閣僚級会談中止は、米韓両軍による共同訓練「マックス・サンダー」の実施を理由にしている。米ロングアイランド大学の朝鮮問題専門家の夏亜峰氏は米国営放送ボイス・オブ・アメリカ(VOA)に対し、「米国を揺さぶる交渉術」としたうえ、米韓を相手に中国と北朝鮮が水面下で連携プレーを取っていると裏読みした。

同氏は、このままでは北朝鮮の非核化が難しくなると述べた。

今年3月、トランプ米大統領が金正恩(キム・ジョンウン)朝鮮労働党委員長との首脳会談を受け入れてからまもなく、ここ数年冷え込んでいた中朝関係が急速に回復した。トップ就任後一度も中国訪問が実現しなかった金正恩氏は1カ月あまりの間に2度も訪中し、中国からは習近平国家主席の特使や指導部高官もあいつぎ訪朝した。

なぜ、このような流れに変わったのか。中朝の政治事情に詳しい、米メリーランド情報・戦略研究所の専門家は米大紀元時報の取材で詳しく分析した。

「国連制裁により窮地に追い込まれた金正恩氏は今年に入ってから、平昌オリンピック参加、南北首脳会談のほか、米朝首脳会談を取り付けるなど、米韓側に大幅に歩み寄っていた。

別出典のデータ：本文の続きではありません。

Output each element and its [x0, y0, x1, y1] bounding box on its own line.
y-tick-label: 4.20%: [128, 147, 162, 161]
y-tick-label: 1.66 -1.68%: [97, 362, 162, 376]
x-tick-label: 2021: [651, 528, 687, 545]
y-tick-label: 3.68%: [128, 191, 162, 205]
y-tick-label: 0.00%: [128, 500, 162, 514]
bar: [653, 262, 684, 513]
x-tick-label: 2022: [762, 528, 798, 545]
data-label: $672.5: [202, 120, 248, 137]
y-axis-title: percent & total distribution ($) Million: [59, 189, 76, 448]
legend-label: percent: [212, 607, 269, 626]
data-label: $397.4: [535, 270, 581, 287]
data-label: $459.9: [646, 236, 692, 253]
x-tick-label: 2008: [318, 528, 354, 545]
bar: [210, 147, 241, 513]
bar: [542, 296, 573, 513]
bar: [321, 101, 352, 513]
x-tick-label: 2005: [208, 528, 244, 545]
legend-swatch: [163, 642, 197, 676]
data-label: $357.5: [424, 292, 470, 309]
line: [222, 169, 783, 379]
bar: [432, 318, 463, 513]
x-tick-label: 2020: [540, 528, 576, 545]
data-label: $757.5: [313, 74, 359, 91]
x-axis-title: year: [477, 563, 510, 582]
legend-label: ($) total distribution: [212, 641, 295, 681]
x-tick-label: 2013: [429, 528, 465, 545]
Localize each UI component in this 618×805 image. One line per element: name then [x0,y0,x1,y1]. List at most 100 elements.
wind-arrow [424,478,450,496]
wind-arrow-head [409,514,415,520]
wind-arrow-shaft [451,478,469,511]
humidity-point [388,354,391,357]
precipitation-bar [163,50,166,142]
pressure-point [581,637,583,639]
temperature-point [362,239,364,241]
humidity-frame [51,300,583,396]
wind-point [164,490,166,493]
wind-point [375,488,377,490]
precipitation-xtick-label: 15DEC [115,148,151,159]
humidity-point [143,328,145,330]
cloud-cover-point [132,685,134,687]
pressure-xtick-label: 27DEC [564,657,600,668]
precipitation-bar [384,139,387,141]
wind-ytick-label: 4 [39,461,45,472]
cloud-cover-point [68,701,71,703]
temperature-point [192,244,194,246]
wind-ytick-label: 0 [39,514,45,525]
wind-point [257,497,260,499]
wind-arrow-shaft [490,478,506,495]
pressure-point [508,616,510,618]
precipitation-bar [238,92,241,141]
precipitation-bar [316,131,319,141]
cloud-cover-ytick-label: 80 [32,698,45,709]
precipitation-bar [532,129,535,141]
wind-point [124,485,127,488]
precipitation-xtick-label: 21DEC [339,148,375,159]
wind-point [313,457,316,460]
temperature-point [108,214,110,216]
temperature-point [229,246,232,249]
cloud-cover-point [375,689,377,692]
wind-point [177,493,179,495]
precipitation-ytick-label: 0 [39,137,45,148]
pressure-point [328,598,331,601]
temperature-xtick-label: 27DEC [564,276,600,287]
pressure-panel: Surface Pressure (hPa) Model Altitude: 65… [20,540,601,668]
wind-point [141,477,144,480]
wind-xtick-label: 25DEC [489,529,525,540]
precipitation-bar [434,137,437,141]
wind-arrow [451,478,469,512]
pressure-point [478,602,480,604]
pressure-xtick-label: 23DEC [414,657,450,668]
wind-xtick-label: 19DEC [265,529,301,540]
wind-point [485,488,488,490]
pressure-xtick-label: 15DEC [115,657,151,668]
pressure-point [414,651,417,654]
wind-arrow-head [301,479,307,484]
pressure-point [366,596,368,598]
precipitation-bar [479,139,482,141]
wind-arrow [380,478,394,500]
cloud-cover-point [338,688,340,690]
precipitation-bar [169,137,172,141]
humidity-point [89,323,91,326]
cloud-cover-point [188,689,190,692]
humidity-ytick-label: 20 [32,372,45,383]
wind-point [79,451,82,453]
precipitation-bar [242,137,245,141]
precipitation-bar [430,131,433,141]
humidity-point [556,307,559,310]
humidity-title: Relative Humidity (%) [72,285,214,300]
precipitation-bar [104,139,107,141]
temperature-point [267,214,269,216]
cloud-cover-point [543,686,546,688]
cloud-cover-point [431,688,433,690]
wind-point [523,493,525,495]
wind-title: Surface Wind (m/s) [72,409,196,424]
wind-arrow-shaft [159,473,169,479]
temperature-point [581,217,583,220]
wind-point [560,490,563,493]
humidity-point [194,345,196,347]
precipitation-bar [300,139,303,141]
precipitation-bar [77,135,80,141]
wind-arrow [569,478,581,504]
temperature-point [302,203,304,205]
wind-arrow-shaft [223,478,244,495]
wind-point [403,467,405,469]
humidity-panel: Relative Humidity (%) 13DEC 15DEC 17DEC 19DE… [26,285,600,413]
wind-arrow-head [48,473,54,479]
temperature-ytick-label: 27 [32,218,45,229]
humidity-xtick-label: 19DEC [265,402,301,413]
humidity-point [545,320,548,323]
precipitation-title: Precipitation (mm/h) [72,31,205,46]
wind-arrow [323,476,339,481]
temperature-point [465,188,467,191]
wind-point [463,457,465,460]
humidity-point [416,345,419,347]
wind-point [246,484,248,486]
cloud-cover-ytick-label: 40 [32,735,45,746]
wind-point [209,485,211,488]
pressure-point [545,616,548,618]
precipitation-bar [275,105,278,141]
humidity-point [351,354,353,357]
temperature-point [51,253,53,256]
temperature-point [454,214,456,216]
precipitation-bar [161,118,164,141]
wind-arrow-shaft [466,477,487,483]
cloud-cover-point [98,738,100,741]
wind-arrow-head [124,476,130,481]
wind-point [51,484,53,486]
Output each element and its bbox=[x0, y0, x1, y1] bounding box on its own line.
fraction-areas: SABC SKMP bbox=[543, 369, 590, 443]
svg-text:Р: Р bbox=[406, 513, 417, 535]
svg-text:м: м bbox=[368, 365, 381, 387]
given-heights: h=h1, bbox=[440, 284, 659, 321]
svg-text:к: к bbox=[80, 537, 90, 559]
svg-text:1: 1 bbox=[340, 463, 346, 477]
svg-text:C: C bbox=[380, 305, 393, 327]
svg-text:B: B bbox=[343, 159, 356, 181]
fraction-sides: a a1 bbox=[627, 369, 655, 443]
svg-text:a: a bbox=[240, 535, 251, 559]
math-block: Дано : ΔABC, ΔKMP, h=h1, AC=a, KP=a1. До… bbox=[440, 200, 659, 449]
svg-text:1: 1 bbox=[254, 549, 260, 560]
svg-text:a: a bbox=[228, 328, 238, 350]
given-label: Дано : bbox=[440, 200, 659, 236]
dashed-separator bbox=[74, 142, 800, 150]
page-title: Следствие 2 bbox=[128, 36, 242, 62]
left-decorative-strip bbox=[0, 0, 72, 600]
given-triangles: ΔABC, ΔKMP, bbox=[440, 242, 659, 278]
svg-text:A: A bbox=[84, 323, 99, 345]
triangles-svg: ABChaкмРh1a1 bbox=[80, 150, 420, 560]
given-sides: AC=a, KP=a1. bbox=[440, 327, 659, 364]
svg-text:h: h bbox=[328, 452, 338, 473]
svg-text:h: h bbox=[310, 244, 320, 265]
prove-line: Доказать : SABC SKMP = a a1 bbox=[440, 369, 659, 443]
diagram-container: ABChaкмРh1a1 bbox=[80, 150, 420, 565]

しかし、このシナリオのままでは蚊帳の外に置かれてしまう中国政府が先手を打った。金正恩氏を招いて、最高指導部メンバーが接見するなど盛大に招待し、疎遠になった仲の修復に躍起になっている。

金正恩氏の態度急変の裏には、中国政府が、米韓との交渉が破たんしても味方になって支援すると安心させた可能性が高い。

実質的成果が得られなかった6カ国協議のときのように、中国は再び北朝鮮を外交カードに使おうとしている。国際社会に対する影響力アピール、米中貿易交渉でアメリカに譲歩させるのが狙いだ」

17日、トランプ米大統領は「先に核廃棄-後で補償」という「リビアモデル」を北朝鮮に適用しないと、金正恩氏を慰める発言をしたが、この先、次々と難癖をつけてくるはずの北朝鮮を相手に、非核化を約束させることができるか、懸念する声が急速に高まっている。